Even the number of beds we have per capita is extremely low. USA has 34 beds for lakh population, Germany has 29 beds for lakh population, we have 2.3 beds for lakh population. However, it remains important for citizens to demand the rise in state health spending.
Considering the overhaul of the vaccine policy, the increase in expenditure on food subsidies, the increase in fertilizer subsidies and the possible increase in the MGNREGA allocation, do you estimate an increase in the budget deficit?
Immunization is really essential for the economy to regain its momentum for recovery. If you remember, until March with 3.7% GVA growth, the economy had indeed shown a V-shaped recovery. And when the second wave hit, that affected part momentum. If you are to regain that momentum and move beyond, vaccination is extremely important.
So the fact that now vaccinations are made free and supplies are doubled, we are looking to vaccinate at a steady pace. This means that GDP growth is expected to return, especially in the second half of the year. This will have an impact because when you look at the figures for the budget deficit, we can think of it as a proportion of GDP. Therefore, GDP growth affects our denominator. This is the first point.
The second point to consider is the scenario of last year. We had projected 9.5% of GDP as the budget deficit figure, when the actual figure is now 9.2% or 30 basis points lower. This time around, with an estimate of 6.5 percent for the current fiscal year, we’ve been much more realistic. I think once the growth numbers go up and I expect that at least some fiscal momentum on the indirect tax side should continue. In addition, as the economy recovers, it is also possible that direct taxes will also increase. So what we saw last year could be repeated this year as well. At this point we are only two months away and I think it is too early to start talking about any downside to the budget deficit figures as there is a lot of upside potential as well.
Next month India will enter its fifth year of GST. What kinds of key changes would you suggest addressing as a priority now?
From an economic point of view, I would suggest continuing the very good work that has been done on compliance and letting it unfold to its full potential. Try to iron out some of the inefficiencies that exist in terms of the reverse rights structure. It would also be a good idea to think about the original proposal, of a three-level structure.
How do you see inflation, especially bearing in mind the rising prices of fuels and edible oils as well as the forecast for a normal monsoon?
When you look at CPI inflation, the biggest contributor is food inflation. Last year, for several months, CPI inflation was above the 6% high, due to supply problems created by the pandemic. But since then, CPI inflation, and in particular the food inflation situation, has subsided and the normal monsoon is expected to help further easing.
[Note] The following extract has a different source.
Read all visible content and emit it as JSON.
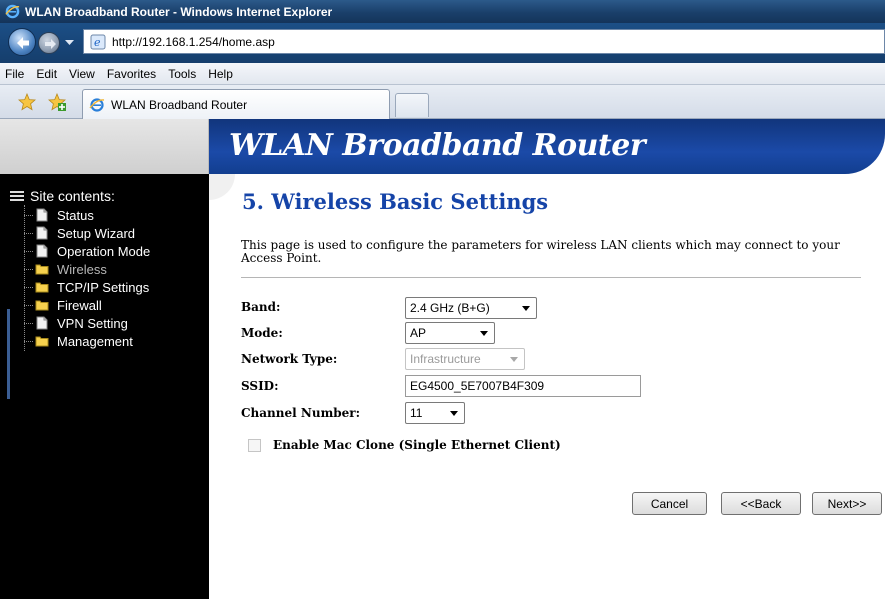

But I would also like, perhaps, over the next couple of months or so, to watch the food inflation front.
In the medium to long term, if you look at food inflation itself, we and our analysis have actually shown that there are two areas – pulses and oilseeds, where inflation has been higher. And this is mainly due to the mismatch between demand and supply. This is something we should seek to correct by increasing domestic production, ensuring that the producer incentives for both are better aligned. Moreover, in the medium to long term, not only reforms but the creation of infrastructure would help reduce the supply side frictions, which are really essential to contain food inflation.